2020
Realizar la obra sagrada durante la cuarentena
Notas al pie de página

Hide Footnotes

Tema

Solo para versión digital: Jóvenes adultos

Realizar la obra sagrada durante la cuarentena

Mientras los templos están cerrados podemos continuar ayudando con la obra sagrada en el hogar.

Philippines: Young Women

La autora vive en Manila, Filipinas.

Nunca imaginé escuchar palabras como las que compartió la Primera Presidencia el mes pasado: “Después de considerar detenidamente, con espíritu de oración, y con el deseo de ser ciudadanos responsables del mundo, hemos decidido suspender todas las actividades de los templos”1.

Tal vez al igual que yo, ustedes se estarán preguntando cómo afrontar los tiempos difíciles de la actualidad sin estos sagrados lugares de paz. Aquí en las Filipinas, los templos estaban cerrados aun antes de que se implementara la cuarentena en la comunidad, de modo que yo he estado anhelando regresar a la casa del Señor por algún tiempo.

Sin embargo, me he dado cuenta de algo importante durante esta cuarentena: Aunque las puertas del templo estén cerradas, la obra de preparar las ordenanzas no lo está. Nuestros antepasados todavía están del otro lado del velo, esperando que aprendamos más de ellos. Si estás buscando maneras de invitar a tu hogar sentimientos sagrados derivados del servicio en el templo, a continuación aparecen algunas ideas:

  • Explora tu árbol genealógico en Familysearch.org

  • Intenta indexar. ¡Definitivamente es más gratificante que los videojuegos!

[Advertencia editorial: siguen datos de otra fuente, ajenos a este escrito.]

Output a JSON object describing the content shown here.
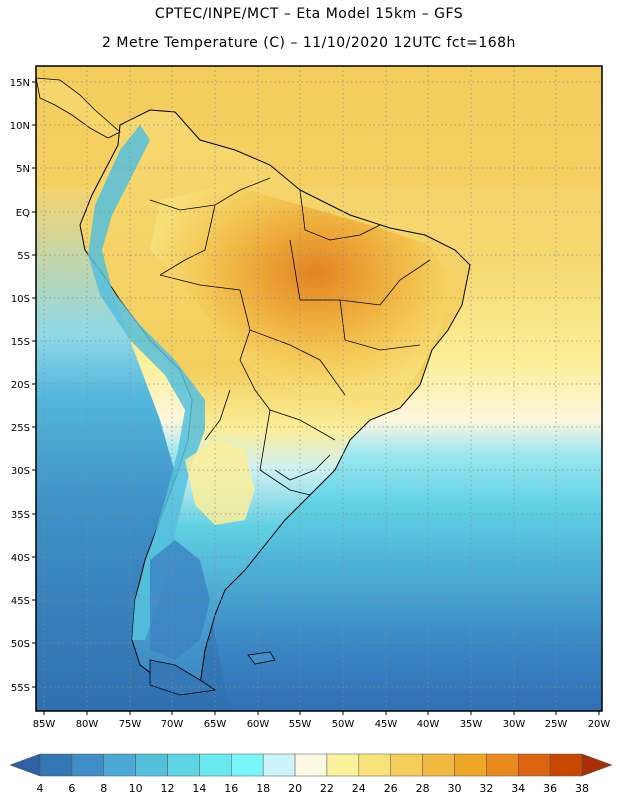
{
  "header": {
    "line1": "CPTEC/INPE/MCT –  Eta Model 15km – GFS",
    "line2": "2 Metre Temperature (C) – 11/10/2020 12UTC fct=168h"
  },
  "map": {
    "lat_labels": [
      "15N",
      "10N",
      "5N",
      "EQ",
      "5S",
      "10S",
      "15S",
      "20S",
      "25S",
      "30S",
      "35S",
      "40S",
      "45S",
      "50S",
      "55S"
    ],
    "lon_labels": [
      "85W",
      "80W",
      "75W",
      "70W",
      "65W",
      "60W",
      "55W",
      "50W",
      "45W",
      "40W",
      "35W",
      "30W",
      "25W",
      "20W"
    ]
  },
  "colorbar": {
    "labels": [
      "4",
      "6",
      "8",
      "10",
      "12",
      "14",
      "16",
      "18",
      "20",
      "22",
      "24",
      "26",
      "28",
      "30",
      "32",
      "34",
      "36",
      "38"
    ],
    "colors": [
      "#2e61a6",
      "#3276b4",
      "#3f8ec8",
      "#4ca8d4",
      "#55c0dc",
      "#5fd4e4",
      "#69e8ee",
      "#7af6fa",
      "#cdf4fa",
      "#fdf8e4",
      "#fcf29c",
      "#f8e27a",
      "#f4cd5a",
      "#f0b942",
      "#eea626",
      "#e88a1e",
      "#dc6410",
      "#c84800",
      "#a83008"
    ]
  },
  "colors": {
    "ocean_cold": "#3b80c0",
    "ocean_mid": "#50b8dc",
    "ocean_warm": "#f2d266",
    "land_hot": "#e89c2e",
    "border": "#000000"
  }
}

  • Utiliza la tecnología para conectarte con los miembros de tu familia que están vivos.

  • Escribe relatos de tu propia familia.

He visto cómo estas actividades han “v[uelto] el corazón” de los miembros de la familia, como se describe en Malaquías 4:6, y nos han ayudado a evitar la frustración, el aburrimiento y la desesperanza. Aunque el estar en cuarentena incluso no es lo ideal, estoy agradecida por la oportunidad que me da de ayudar con esta tarea del templo.

Este puede ser un tiempo sagrado en nuestras vidas. Tal vez esta pandemia nos hará recordar cuán importantes son los templos. Quizás apreciaremos la oportunidad de visitar el templo más de lo que lo hicimos con anterioridad. Tal y como declaró la Primera Presidencia: “Este es un ajuste transitorio, y anhelamos el día en que los templos se vuelvan a abrir”2.

¡Anhelo el día en que volvamos a tener la oportunidad de extender las ordenanzas de salvación a nuestros antepasados! Hasta que llegue ese día, aún hay mucho trabajo que podemos realizar.